Steven Browning: America’s diplomatic service delivers for America
As a retired member of the United States Foreign Service I was proud to represent the interests and values of America in the eight countries in which I lived and the more than 30 countries in which I worked during my 34 years of service.
This week, my active duty colleagues in the Foreign Service will celebrate Foreign Service Day, designated by the United States Senate in 1996 as the first Friday in May each year.
On this occasion I would like to take the opportunity to recognize the critical work done by America’s diplomats and development professionals at U.S. embassies and consulates in almost every country in the world. America’s network of embassies is operated and staffed by members of the U.S. Foreign Service who have learned the local language and customs and know how to navigate the terrain. They act on America’s behalf to enhance our national security and advance our economic prosperity at home.
Today, nine in 10 Americans support strong U.S. global leadership. Such leadership is unthinkable without a strong professional Foreign Service deployed around the world protecting and defending America’s people, interests and values. If the United States retreats, we leave a vacuum that will be filled by others who do not share our values or interests.

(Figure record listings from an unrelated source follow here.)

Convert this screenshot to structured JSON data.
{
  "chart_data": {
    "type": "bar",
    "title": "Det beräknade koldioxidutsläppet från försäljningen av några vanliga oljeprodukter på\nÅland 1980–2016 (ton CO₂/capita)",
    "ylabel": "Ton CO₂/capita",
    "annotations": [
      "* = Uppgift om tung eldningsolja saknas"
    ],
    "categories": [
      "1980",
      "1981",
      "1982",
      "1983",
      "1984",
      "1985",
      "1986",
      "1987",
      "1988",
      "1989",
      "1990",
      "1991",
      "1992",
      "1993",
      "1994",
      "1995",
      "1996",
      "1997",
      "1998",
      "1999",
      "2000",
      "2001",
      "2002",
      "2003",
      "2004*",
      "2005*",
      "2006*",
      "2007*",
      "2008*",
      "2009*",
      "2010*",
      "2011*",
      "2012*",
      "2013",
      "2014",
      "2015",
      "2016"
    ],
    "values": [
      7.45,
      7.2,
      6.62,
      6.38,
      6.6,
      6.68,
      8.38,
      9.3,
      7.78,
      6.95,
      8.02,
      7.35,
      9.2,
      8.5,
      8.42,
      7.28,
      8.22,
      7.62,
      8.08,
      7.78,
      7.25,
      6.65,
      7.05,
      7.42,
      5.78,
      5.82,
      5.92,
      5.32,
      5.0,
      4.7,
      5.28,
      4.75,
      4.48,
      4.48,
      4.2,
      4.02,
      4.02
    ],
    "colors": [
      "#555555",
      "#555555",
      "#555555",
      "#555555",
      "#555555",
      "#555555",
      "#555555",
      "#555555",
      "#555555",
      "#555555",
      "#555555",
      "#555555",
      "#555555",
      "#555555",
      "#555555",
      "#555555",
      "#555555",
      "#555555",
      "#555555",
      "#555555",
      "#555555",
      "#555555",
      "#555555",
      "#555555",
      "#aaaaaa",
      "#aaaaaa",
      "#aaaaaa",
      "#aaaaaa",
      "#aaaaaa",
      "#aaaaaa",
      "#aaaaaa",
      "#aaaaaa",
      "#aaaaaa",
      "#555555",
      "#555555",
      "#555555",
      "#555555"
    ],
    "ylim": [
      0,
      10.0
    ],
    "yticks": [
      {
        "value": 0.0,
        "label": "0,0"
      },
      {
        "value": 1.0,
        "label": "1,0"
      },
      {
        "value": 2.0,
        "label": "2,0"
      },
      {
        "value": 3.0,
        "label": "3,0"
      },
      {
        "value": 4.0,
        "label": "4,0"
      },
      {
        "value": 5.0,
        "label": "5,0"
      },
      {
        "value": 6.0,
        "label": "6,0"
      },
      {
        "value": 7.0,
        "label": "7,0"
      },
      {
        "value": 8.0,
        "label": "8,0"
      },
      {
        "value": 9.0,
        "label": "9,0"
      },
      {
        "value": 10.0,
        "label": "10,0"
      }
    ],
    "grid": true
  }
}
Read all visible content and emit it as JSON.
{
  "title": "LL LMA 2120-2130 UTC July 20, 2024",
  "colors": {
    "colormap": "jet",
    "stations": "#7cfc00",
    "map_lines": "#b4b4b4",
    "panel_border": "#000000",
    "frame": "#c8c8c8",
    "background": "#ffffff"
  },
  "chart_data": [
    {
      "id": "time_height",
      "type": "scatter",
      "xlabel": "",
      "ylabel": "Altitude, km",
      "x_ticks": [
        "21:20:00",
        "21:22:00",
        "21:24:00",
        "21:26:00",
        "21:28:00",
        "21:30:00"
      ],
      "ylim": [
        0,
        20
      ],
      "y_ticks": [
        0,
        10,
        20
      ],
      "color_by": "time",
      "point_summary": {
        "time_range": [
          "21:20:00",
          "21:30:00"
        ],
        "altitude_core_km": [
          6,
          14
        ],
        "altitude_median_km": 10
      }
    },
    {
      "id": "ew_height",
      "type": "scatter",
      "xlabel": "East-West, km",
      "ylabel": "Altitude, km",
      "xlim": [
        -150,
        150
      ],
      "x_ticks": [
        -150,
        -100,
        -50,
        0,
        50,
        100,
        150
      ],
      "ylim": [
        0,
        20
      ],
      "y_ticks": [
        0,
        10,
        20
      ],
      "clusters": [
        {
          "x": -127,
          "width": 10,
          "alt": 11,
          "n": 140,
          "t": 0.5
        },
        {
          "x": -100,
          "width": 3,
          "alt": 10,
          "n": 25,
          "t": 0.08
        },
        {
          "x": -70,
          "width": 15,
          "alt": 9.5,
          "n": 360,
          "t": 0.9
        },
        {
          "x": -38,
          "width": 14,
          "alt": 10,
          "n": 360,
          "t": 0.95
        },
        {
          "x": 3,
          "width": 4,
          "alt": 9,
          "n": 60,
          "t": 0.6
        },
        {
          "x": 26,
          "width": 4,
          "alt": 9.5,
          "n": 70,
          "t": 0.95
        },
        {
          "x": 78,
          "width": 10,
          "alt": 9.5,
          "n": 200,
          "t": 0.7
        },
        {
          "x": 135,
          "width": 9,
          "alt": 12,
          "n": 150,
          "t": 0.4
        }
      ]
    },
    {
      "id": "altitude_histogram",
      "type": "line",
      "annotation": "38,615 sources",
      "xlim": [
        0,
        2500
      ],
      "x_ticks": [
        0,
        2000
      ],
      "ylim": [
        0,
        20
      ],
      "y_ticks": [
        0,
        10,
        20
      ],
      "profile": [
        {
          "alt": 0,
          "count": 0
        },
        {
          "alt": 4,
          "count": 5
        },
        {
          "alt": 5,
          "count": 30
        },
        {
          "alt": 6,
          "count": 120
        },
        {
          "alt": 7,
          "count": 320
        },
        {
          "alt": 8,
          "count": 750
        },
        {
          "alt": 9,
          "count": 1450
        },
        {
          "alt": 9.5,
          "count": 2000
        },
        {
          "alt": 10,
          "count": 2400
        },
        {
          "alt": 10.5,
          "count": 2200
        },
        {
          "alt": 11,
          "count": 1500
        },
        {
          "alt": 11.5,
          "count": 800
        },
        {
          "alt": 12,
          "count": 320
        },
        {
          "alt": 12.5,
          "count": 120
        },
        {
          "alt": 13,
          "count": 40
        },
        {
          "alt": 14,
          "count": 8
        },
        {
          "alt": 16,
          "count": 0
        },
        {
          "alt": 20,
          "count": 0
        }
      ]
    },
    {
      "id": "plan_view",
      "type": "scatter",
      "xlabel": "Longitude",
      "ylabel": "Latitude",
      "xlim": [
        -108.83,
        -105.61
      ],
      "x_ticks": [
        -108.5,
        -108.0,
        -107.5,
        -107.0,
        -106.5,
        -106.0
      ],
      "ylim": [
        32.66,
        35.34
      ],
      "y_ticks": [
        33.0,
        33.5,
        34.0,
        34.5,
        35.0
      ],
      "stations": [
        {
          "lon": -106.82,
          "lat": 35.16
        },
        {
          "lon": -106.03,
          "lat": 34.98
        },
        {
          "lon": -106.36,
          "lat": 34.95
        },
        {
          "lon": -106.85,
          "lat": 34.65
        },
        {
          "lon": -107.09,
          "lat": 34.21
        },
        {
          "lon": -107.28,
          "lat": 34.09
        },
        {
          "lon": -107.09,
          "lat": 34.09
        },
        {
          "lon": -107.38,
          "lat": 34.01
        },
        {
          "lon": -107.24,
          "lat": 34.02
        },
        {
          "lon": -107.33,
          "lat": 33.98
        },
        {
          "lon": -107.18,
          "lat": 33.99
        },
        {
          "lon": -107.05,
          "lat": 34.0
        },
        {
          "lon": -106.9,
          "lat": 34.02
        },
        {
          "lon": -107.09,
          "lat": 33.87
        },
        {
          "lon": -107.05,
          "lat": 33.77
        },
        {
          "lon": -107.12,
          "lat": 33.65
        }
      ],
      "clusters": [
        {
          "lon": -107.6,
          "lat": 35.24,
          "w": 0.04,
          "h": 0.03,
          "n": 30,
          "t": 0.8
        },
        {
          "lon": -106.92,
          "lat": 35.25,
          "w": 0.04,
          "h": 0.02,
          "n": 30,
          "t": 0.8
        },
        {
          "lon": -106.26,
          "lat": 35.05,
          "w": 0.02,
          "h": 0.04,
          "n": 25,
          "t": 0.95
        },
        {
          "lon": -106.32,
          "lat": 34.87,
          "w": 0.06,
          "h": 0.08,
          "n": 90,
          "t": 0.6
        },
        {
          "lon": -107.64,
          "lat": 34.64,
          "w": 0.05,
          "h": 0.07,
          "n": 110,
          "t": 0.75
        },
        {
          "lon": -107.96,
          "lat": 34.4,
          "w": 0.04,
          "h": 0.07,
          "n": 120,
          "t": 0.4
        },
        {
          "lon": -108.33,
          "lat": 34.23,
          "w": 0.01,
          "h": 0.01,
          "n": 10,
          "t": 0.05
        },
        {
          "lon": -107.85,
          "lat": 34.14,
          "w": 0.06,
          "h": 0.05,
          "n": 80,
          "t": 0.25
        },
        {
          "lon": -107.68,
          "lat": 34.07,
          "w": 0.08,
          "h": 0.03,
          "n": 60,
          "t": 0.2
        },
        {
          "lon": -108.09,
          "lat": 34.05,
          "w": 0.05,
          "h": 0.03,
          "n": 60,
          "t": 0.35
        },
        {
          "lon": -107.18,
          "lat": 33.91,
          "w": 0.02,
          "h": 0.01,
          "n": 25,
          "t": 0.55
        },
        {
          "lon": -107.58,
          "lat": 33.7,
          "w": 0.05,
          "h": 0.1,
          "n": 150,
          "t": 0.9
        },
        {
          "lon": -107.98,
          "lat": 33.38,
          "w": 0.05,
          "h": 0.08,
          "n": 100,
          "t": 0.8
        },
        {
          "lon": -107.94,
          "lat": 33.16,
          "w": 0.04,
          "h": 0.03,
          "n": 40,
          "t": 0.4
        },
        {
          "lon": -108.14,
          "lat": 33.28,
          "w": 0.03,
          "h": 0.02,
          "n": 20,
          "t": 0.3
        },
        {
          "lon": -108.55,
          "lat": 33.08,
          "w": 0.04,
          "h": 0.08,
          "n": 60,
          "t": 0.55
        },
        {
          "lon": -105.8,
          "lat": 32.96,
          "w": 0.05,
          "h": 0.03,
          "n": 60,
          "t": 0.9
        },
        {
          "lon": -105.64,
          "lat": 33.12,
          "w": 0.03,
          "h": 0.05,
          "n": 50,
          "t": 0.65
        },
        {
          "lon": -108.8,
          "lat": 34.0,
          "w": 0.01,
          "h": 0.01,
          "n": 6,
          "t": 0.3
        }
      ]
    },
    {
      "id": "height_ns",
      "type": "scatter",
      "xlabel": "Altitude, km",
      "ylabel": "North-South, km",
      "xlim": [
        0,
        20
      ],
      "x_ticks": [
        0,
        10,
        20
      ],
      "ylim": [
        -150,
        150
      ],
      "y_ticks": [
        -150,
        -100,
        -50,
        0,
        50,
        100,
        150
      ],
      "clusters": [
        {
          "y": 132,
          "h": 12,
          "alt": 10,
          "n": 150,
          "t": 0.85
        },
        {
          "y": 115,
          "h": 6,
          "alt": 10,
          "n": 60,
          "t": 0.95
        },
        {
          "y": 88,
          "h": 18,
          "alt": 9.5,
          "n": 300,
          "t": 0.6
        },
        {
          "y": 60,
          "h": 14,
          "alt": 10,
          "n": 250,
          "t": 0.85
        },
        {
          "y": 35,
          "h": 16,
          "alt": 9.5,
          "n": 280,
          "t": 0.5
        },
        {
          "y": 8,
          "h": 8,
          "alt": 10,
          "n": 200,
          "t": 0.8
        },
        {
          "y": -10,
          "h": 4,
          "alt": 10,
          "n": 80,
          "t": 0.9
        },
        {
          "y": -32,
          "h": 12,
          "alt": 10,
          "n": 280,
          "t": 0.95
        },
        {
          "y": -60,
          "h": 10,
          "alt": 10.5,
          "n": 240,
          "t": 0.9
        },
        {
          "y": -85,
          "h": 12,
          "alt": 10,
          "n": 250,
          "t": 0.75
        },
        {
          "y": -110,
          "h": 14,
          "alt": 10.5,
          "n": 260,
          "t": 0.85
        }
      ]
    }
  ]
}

American businesses depend greatly on U.S. diplomats to work with countries to establish rules and remove obstacles to enable them to compete and operate overseas on a level playing field. When American businesses expand their reach across the globe, they create new opportunities and open new markets. Our embassies’ commercial work supports California companies, farmers and citizen entrepreneurs in selling abroad.
Did you know, for instance, that State Department advocacy for U.S. commercial interests abroad helped achieve record exports, reaching an all-time high of $2.21 trillion in 2016 and supporting 11.5 million U.S. jobs?
The work of the U.S. Foreign Service benefits California and its citizens in many other ways as well:
American embassies and consulates abroad facilitated the ability of 156,000 international higher education students to study at California institutes of higher education in the academic 2016-17, the vast majority paying full tuition and contributing hundreds of millions of dollars to the California economy;
The Strong Cities Network, a State Department program that includes Los Angeles and San Diego, is a global network of mayors, municipal-level policy makers and practitioners united in building social cohesion and community resilience to counter violent extremism;
The U.S. Embassy in Canberra signed the Wildland Fire Management resources Agreement between the U.S. Departments of Agriculture and Interior and Emergency Management Australia to help facilitate resource sharing to combat wildfires. In October 2017, under a separate state-to-state agreement, the State of Victoria sent 33 emergency management staff to help fight wildfires in Northern California; and,
The Los Angeles Police Department and the State Department have partnered since 2016 to help police in Guatemala and El Salvador learn policing strategies in response to gang activity and to learn community outreach strategies in areas impacted by gangs, programs designed to help stem the flow of people fleeing north to escape gang violence.
These examples illustrate the wide range of programs and initiatives that the Foreign Service undertakes to advance America’s interests abroad, increasingly critical as our country faces growing challenges to our global leadership, particularly from rising powers such as China.
I, for one, support the full use of our diplomatic efforts to help maintain American global leadership in all areas, because if we don’t lead, who will?
Last year on Foreign Service Day, a memorial ceremony was held at the State Department to honor those Foreign Service members who gave their lives serving the United States overseas. The 249th and 250th names of Foreign Service personnel who did not make it home were added to the memorial plaque in the State Department lobby. Six U.S. ambassadors have died in service to their country since 1949, including Northern California native son Ambassador Chris Stevens.
Like the armed services, whose 1.3 million members defend this country in uniform, the 14,000 professionals in the U.S. Foreign Service serve our country in over 270 posts around the world to advance American interests, keep America safe and promote American prosperity. Foreign Service Day is a good time to acknowledge their sacrifices and contributions to our country.
Ambassador (ret.) Steven A. Browning lives in Nevada City.